キルギス―ソンクル湖
ソンクル湖はキルギスで最も有名な高山湖の一つです。海抜3016mの標高にあるソンクルは、透き通るほどの青さの湖で、遊牧民が家畜の放牧のために長い間使用してきた広大で肥沃な牧草地に囲まれています。ソンクル湖には6月から9月初旬までの夏の間しかアクセスできず、それ以外の期間は雪や氷が道を塞いでしまうためアクセスできません。また、周辺の山々は乗馬やトレッキングに最適です。コチコルから100km、ビシュケクからは300kmの場所に位置しています。ビシュケクからソンクルへの道は約6-7時間かかり、道の多くは舗装されていますが一部は舗装されておらず、秘境というイメージにぴったりの場所となっています。
冬になるとソンクル湖周辺の気温は-20℃にまで下がり、年間を通して約200日は雪が降ります。冬の間、羊飼いたちはコチコル、アトバシ、ナリンなどの近くの都市で家畜の世話をします。寒い冬の間は羊飼いすらもいないソンクル周辺には止まる場所もなく、湖自体にはほとんどアクセスできません。
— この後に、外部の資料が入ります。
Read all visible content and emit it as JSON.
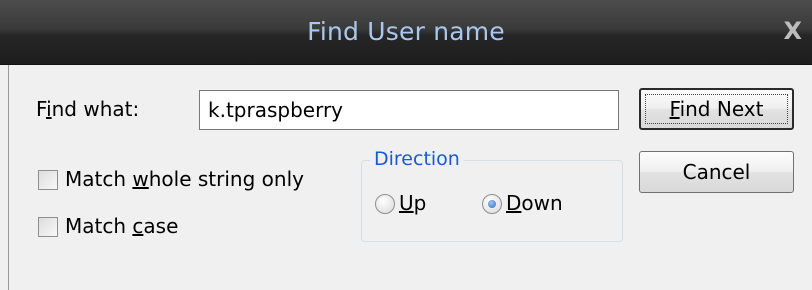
{
  "window": {
    "title": "Find User name",
    "close_glyph": "X"
  },
  "find": {
    "label": "Find what:",
    "value": "k.tpraspberry"
  },
  "options": {
    "whole_string": {
      "label": "Match whole string only",
      "checked": false
    },
    "match_case": {
      "label": "Match case",
      "checked": false
    }
  },
  "direction": {
    "title": "Direction",
    "up_label": "Up",
    "down_label": "Down",
    "selected": "Down"
  },
  "buttons": {
    "find_next": "Find Next",
    "cancel": "Cancel"
  },
  "colors": {
    "title_text": "#a8c8ee",
    "group_title": "#1a5ad1"
  }
}
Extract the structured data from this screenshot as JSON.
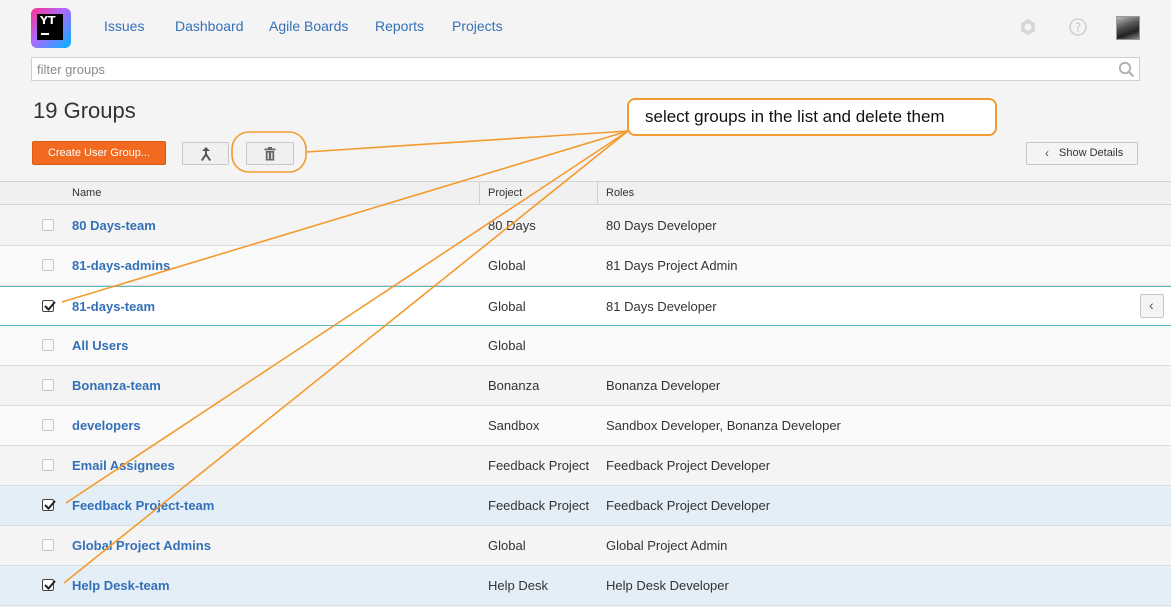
{
  "nav": {
    "items": [
      "Issues",
      "Dashboard",
      "Agile Boards",
      "Reports",
      "Projects"
    ]
  },
  "logo": {
    "text": "YT"
  },
  "icons": {
    "settings": "gear-icon",
    "help": "help-icon",
    "search": "search-icon",
    "merge": "merge-icon",
    "delete": "trash-icon"
  },
  "search": {
    "placeholder": "filter groups"
  },
  "page": {
    "title": "19 Groups"
  },
  "toolbar": {
    "create_label": "Create User Group...",
    "details_label": "Show Details"
  },
  "table": {
    "columns": [
      "Name",
      "Project",
      "Roles"
    ],
    "rows": [
      {
        "name": "80 Days-team",
        "project": "80 Days",
        "roles": "80 Days Developer",
        "checked": false
      },
      {
        "name": "81-days-admins",
        "project": "Global",
        "roles": "81 Days Project Admin",
        "checked": false
      },
      {
        "name": "81-days-team",
        "project": "Global",
        "roles": "81 Days Developer",
        "checked": true
      },
      {
        "name": "All Users",
        "project": "Global",
        "roles": "",
        "checked": false
      },
      {
        "name": "Bonanza-team",
        "project": "Bonanza",
        "roles": "Bonanza Developer",
        "checked": false
      },
      {
        "name": "developers",
        "project": "Sandbox",
        "roles": "Sandbox Developer, Bonanza Developer",
        "checked": false
      },
      {
        "name": "Email Assignees",
        "project": "Feedback Project",
        "roles": "Feedback Project Developer",
        "checked": false
      },
      {
        "name": "Feedback Project-team",
        "project": "Feedback Project",
        "roles": "Feedback Project Developer",
        "checked": true
      },
      {
        "name": "Global Project Admins",
        "project": "Global",
        "roles": "Global Project Admin",
        "checked": false
      },
      {
        "name": "Help Desk-team",
        "project": "Help Desk",
        "roles": "Help Desk Developer",
        "checked": true
      }
    ]
  },
  "annotation": {
    "text": "select groups in the list and delete them"
  },
  "colors": {
    "accent": "#f26a20",
    "link": "#3470b8",
    "annotation": "#f39b2f"
  }
}
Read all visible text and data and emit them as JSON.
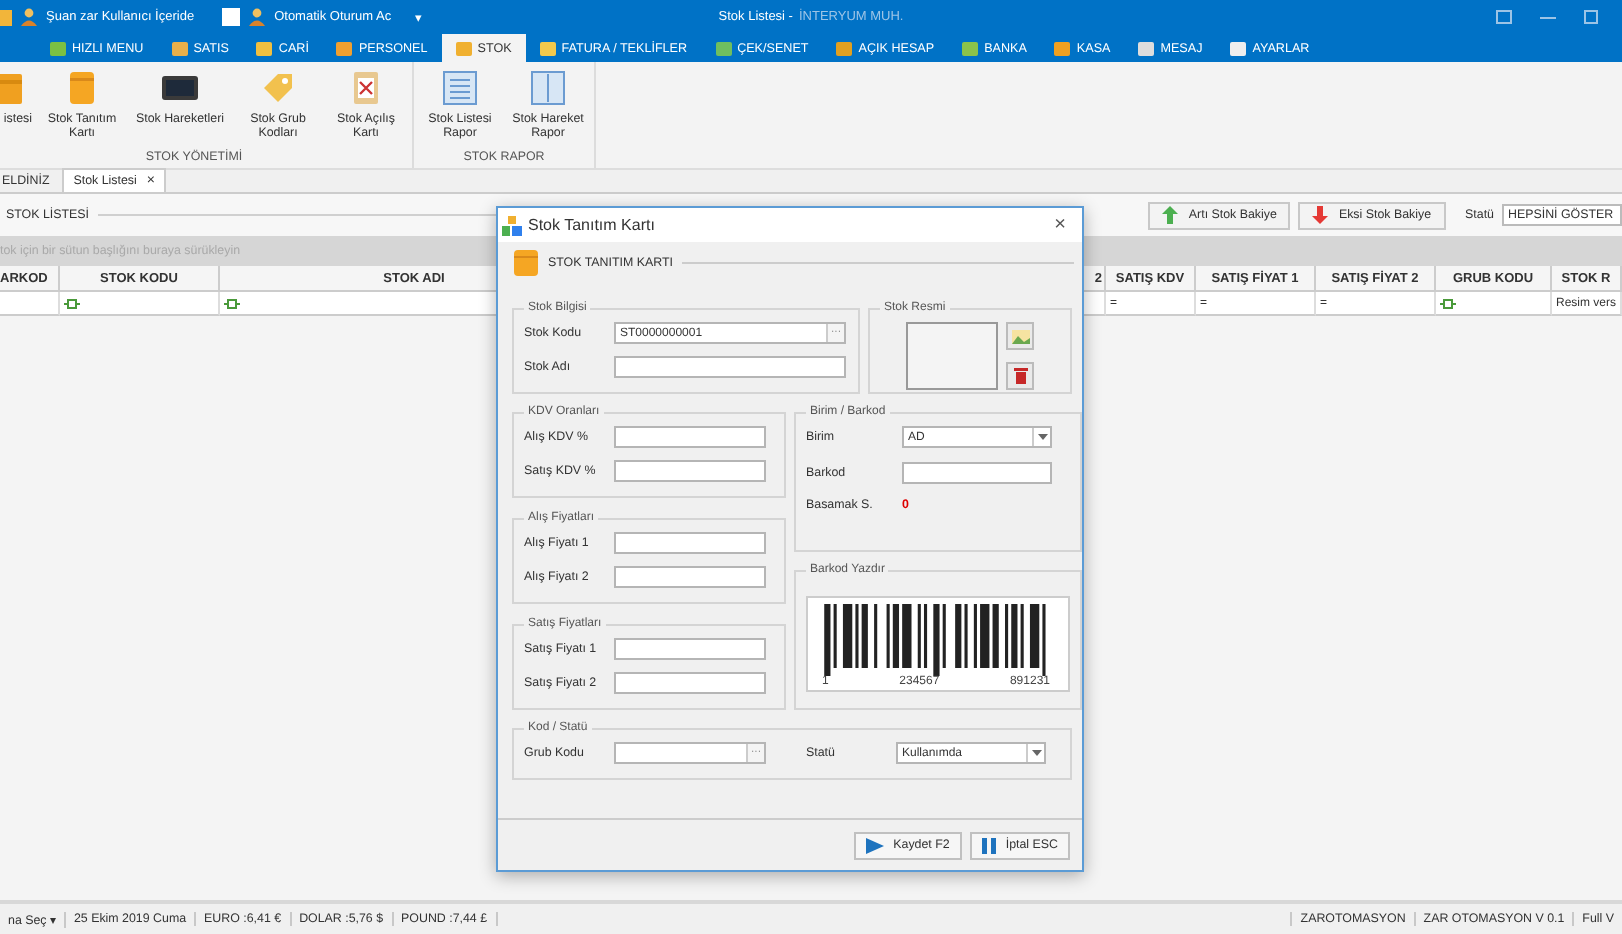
{
  "window": {
    "title": "Stok Listesi -",
    "subtitle": "İNTERYUM MUH."
  },
  "quick_bar": {
    "user_status": "Şuan zar Kullanıcı İçeride",
    "auto_login": {
      "label": "Otomatik Oturum Ac",
      "checked": false
    },
    "dropdown": "▾"
  },
  "menu_tabs": [
    {
      "label": "HIZLI MENU",
      "selected": false
    },
    {
      "label": "SATIS",
      "selected": false
    },
    {
      "label": "CARİ",
      "selected": false
    },
    {
      "label": "PERSONEL",
      "selected": false
    },
    {
      "label": "STOK",
      "selected": true
    },
    {
      "label": "FATURA / TEKLİFLER",
      "selected": false
    },
    {
      "label": "ÇEK/SENET",
      "selected": false
    },
    {
      "label": "AÇIK HESAP",
      "selected": false
    },
    {
      "label": "BANKA",
      "selected": false
    },
    {
      "label": "KASA",
      "selected": false
    },
    {
      "label": "MESAJ",
      "selected": false
    },
    {
      "label": "AYARLAR",
      "selected": false
    }
  ],
  "ribbon": {
    "groups": [
      {
        "label": "STOK YÖNETİMİ",
        "items": [
          {
            "label": "istesi",
            "kind": "folder"
          },
          {
            "label": "Stok Tanıtım Kartı",
            "kind": "card"
          },
          {
            "label": "Stok Hareketleri",
            "kind": "monitor"
          },
          {
            "label": "Stok Grub Kodları",
            "kind": "tag"
          },
          {
            "label": "Stok Açılış Kartı",
            "kind": "clipboard"
          }
        ]
      },
      {
        "label": "STOK RAPOR",
        "items": [
          {
            "label": "Stok Listesi Rapor",
            "kind": "list"
          },
          {
            "label": "Stok Hareket Rapor",
            "kind": "columns"
          }
        ]
      }
    ]
  },
  "doc_tabs": [
    {
      "label": "ELDİNİZ",
      "selected": false
    },
    {
      "label": "Stok Listesi",
      "selected": true,
      "close": "×"
    }
  ],
  "list_toolbar": {
    "title": "STOK LİSTESİ",
    "buttons": [
      {
        "label": "Artı Stok Bakiye",
        "kind": "up"
      },
      {
        "label": "Eksi Stok Bakiye",
        "kind": "down"
      }
    ],
    "status_label": "Statü",
    "status_value": "HEPSİNİ GÖSTER"
  },
  "group_panel_hint": "tok için bir sütun başlığını buraya sürükleyin",
  "table": {
    "columns": [
      "ARKOD",
      "STOK KODU",
      "STOK ADI",
      "2",
      "SATIŞ KDV",
      "SATIŞ FİYAT 1",
      "SATIŞ FİYAT 2",
      "GRUB KODU",
      "STOK R"
    ],
    "rows": [
      {
        "cells": [
          {
            "kind": "empty"
          },
          {
            "kind": "icon"
          },
          {
            "kind": "icon"
          },
          {
            "kind": "empty"
          },
          {
            "kind": "text",
            "text": "="
          },
          {
            "kind": "text",
            "text": "="
          },
          {
            "kind": "text",
            "text": "="
          },
          {
            "kind": "icon"
          },
          {
            "kind": "text",
            "text": "Resim vers"
          }
        ]
      }
    ]
  },
  "dialog": {
    "title": "Stok Tanıtım Kartı",
    "close": "×",
    "header": "STOK TANITIM KARTI",
    "stock_info": {
      "legend": "Stok Bilgisi",
      "fields": [
        {
          "label": "Stok Kodu",
          "kind": "lookup",
          "value": "ST0000000001",
          "button": "···"
        },
        {
          "label": "Stok Adı",
          "kind": "text"
        }
      ]
    },
    "stock_image": {
      "legend": "Stok Resmi"
    },
    "vat_rates": {
      "legend": "KDV Oranları",
      "fields": [
        {
          "label": "Alış KDV %",
          "kind": "text"
        },
        {
          "label": "Satış KDV %",
          "kind": "text"
        }
      ]
    },
    "purchase_prices": {
      "legend": "Alış Fiyatları",
      "fields": [
        {
          "label": "Alış Fiyatı 1",
          "kind": "text"
        },
        {
          "label": "Alış Fiyatı 2",
          "kind": "text"
        }
      ]
    },
    "sale_prices": {
      "legend": "Satış Fiyatları",
      "fields": [
        {
          "label": "Satış Fiyatı 1",
          "kind": "text"
        },
        {
          "label": "Satış Fiyatı 2",
          "kind": "text"
        }
      ]
    },
    "unit_barcode": {
      "legend": "Birim / Barkod",
      "fields": [
        {
          "label": "Birim",
          "kind": "select",
          "value": "AD"
        },
        {
          "label": "Barkod",
          "kind": "text"
        },
        {
          "label": "Basamak S.",
          "kind": "value",
          "value": "0"
        }
      ]
    },
    "barcode_print": {
      "legend": "Barkod Yazdır",
      "digits": [
        "1",
        "234567",
        "891231"
      ]
    },
    "code_status": {
      "legend": "Kod / Statü",
      "fields": [
        {
          "label": "Grub Kodu",
          "kind": "lookup",
          "button": "···"
        },
        {
          "label": "Statü",
          "kind": "select",
          "value": "Kullanımda"
        }
      ]
    },
    "buttons": [
      {
        "label": "Kaydet F2",
        "kind": "save"
      },
      {
        "label": "İptal ESC",
        "kind": "cancel"
      }
    ]
  },
  "status_bar": {
    "left": [
      "na Seç ▾",
      "25 Ekim 2019 Cuma",
      "EURO :6,41 €",
      "DOLAR :5,76 $",
      "POUND :7,44 £"
    ],
    "right": [
      "ZAROTOMASYON",
      "ZAR OTOMASYON V 0.1",
      "Full V"
    ]
  }
}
春の終わりにソンクル湖の氷が解けた後、羊飼いたちは湖の周りの広くて豊かな牧草地であるジャイローに移動します。ソンクル湖の周辺は何世紀もの間移動式住居であるユルタ以外は建てられず、今でも昔ながらの遊牧民の生活を体験することができます。
ソンクル湖周辺は標高が高いため夏でも比較的肌寒く、平均気温は11℃ほどのため、夜には氷点下になることもあります。唯一の建物であるユルタには小さなストーブがあり夜に暖をとることができますが、周辺には電気も水道もありません。このためソンクル湖は遊牧民のような生活をしたい人には最高の目的地となっています。ユルタには分厚いマットレスと毛布が敷かれていて、屋外トイレも近くにあります。観光客のために特別に組まれたユルトキャンプと地元の羊飼いのユルタは別々となっています。地元の人たちは事前に連絡しなくてもフレンドリーで歓迎してくれる人が多いですが、宿泊する場所と食事を確保するためにも事前に計画を立てておくことをお勧めします。
ソンクル湖周辺は湿地帯と山々が連なっており、生態系も豊かです。湖の周りは高山地帯のため、木は生えていませんが、薬効のあるハーブや植物がたくさん生えています。ソンクル湖周辺にはハヤブサやイヌワシなどの鳥類が多く生息しており、周辺のさらに高い山々には鹿、キツネ、マルコポーロと呼ばれるヒツジの仲間、ユキヒョウ、オオカミなどが生息しています。ソンクル湖周辺の山は、ハイキングや乗馬をするにはもってこいの景色で、湖の周辺にあるユルタキャンプを拠点にして長期間のトレッキングや日帰りでもできるハイキングを楽しむことができます。